Correlation Between IShares Expanded and Sterling Capital
Can any of the company-specific risk be diversified away by investing in both IShares Expanded and Sterling Capital at the same time? Although using a correlation coefficient on its own may not help to predict future stock returns, this module helps to understand the diversifiable risk of combining IShares Expanded and Sterling Capital into the same portfolio, which is an essential part of the fundamental portfolio management process.
By analyzing existing cross correlation between iShares Expanded Tech Software and Sterling Capital Focus, you can compare the effects of market volatilities on IShares Expanded and Sterling Capital and check how they will diversify away market risk if combined in the same portfolio for a given time horizon. You can also utilize pair trading strategies of matching a long position in IShares Expanded with a short position of Sterling Capital. Check out your portfolio center. Please also check ongoing floating volatility patterns of IShares Expanded and Sterling Capital.
Diversification Opportunities for IShares Expanded and Sterling Capital
0.92 | Correlation Coefficient |
Almost no diversification
The 3 months correlation between IShares and Sterling is 0.92. Overlapping area represents the amount of risk that can be diversified away by holding iShares Expanded Tech Software and Sterling Capital Focus in the same portfolio, assuming nothing else is changed. The correlation between historical prices or returns on Sterling Capital Focus and IShares Expanded is a relative statistical measure of the degree to which these equity instruments tend to move together. The correlation coefficient measures the extent to which returns on iShares Expanded Tech Software are associated (or correlated) with Sterling Capital. Values of the correlation coefficient range from -1 to +1, where. The correlation of zero (0) is possible when the price movement of Sterling Capital Focus has no effect on the direction of IShares Expanded i.e., IShares Expanded and Sterling Capital go up and down completely randomly.
Pair Corralation between IShares Expanded and Sterling Capital
Considering the 90-day investment horizon iShares Expanded Tech Software is expected to under-perform the Sterling Capital. In addition to that, IShares Expanded is 1.24 times more volatile than Sterling Capital Focus. It trades about -0.1 of its total potential returns per unit of risk. Sterling Capital Focus is currently generating about -0.07 per unit of volatility. If you would invest 2,989 in Sterling Capital Focus on December 30, 2024 and sell it today you would lose (189.00) from holding Sterling Capital Focus or give up 6.32% of portfolio value over 90 days.

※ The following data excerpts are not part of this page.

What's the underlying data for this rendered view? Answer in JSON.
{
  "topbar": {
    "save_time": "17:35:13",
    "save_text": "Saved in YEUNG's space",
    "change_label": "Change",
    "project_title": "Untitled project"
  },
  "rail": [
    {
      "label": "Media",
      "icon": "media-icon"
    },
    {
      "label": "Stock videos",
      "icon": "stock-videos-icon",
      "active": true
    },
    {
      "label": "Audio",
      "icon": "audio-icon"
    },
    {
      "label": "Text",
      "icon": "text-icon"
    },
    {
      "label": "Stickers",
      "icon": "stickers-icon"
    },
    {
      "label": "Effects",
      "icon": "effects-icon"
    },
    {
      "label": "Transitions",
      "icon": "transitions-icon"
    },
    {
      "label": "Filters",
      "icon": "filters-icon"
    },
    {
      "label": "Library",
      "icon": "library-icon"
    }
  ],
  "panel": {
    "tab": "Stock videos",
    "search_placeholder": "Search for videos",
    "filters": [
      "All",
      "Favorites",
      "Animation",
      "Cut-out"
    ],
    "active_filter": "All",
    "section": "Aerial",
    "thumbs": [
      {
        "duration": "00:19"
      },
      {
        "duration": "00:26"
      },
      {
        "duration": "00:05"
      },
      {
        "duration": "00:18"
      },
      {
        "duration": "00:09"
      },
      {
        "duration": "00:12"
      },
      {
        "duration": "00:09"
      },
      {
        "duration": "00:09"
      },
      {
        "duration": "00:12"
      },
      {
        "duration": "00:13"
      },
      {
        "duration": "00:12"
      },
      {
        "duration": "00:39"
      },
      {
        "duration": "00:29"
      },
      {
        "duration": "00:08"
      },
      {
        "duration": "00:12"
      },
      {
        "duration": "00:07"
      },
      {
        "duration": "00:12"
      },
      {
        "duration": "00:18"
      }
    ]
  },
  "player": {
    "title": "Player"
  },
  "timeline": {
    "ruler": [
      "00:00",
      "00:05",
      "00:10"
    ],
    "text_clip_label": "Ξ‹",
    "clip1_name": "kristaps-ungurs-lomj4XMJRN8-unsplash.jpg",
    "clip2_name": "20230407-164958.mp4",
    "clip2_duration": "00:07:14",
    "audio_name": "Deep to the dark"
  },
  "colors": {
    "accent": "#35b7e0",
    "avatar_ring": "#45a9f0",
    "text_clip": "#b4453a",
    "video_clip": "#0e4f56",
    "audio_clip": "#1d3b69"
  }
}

Time Period | 3 Months [change] |
Direction | Moves Together |
Strength | Very Strong |
Accuracy | 100.0% |
Values | Daily Returns |
iShares Expanded Tech Software vs. Sterling Capital Focus
Performance |
Timeline |
iShares Expanded Tech |
Sterling Capital Focus |
IShares Expanded and Sterling Capital Volatility Contrast
Predicted Return Density |
Returns |
Pair Trading with IShares Expanded and Sterling Capital
The main advantage of trading using opposite IShares Expanded and Sterling Capital positions is that it hedges away some unsystematic risk. Because of two separate transactions, even if IShares Expanded position performs unexpectedly, Sterling Capital can make up some of the losses. Pair trading also minimizes risk from directional movements in the market. For example, if an entire industry or sector drops because of unexpected headlines, the short position in Sterling Capital will offset losses from the drop in Sterling Capital's long position.IShares Expanded vs. First Trust Technology | IShares Expanded vs. Fidelity MSCI Information | IShares Expanded vs. First Trust Nasdaq | IShares Expanded vs. iShares Global Tech |
Sterling Capital vs. Absolute Core Strategy | Sterling Capital vs. iShares ESG Advanced | Sterling Capital vs. PIMCO RAFI Dynamic | Sterling Capital vs. HCM Defender 100 |
Check out your portfolio center.Note that this page's information should be used as a complementary analysis to find the right mix of equity instruments to add to your existing portfolios or create a brand new portfolio. You can also try the Portfolio Comparator module to compare the composition, asset allocations and performance of any two portfolios in your account.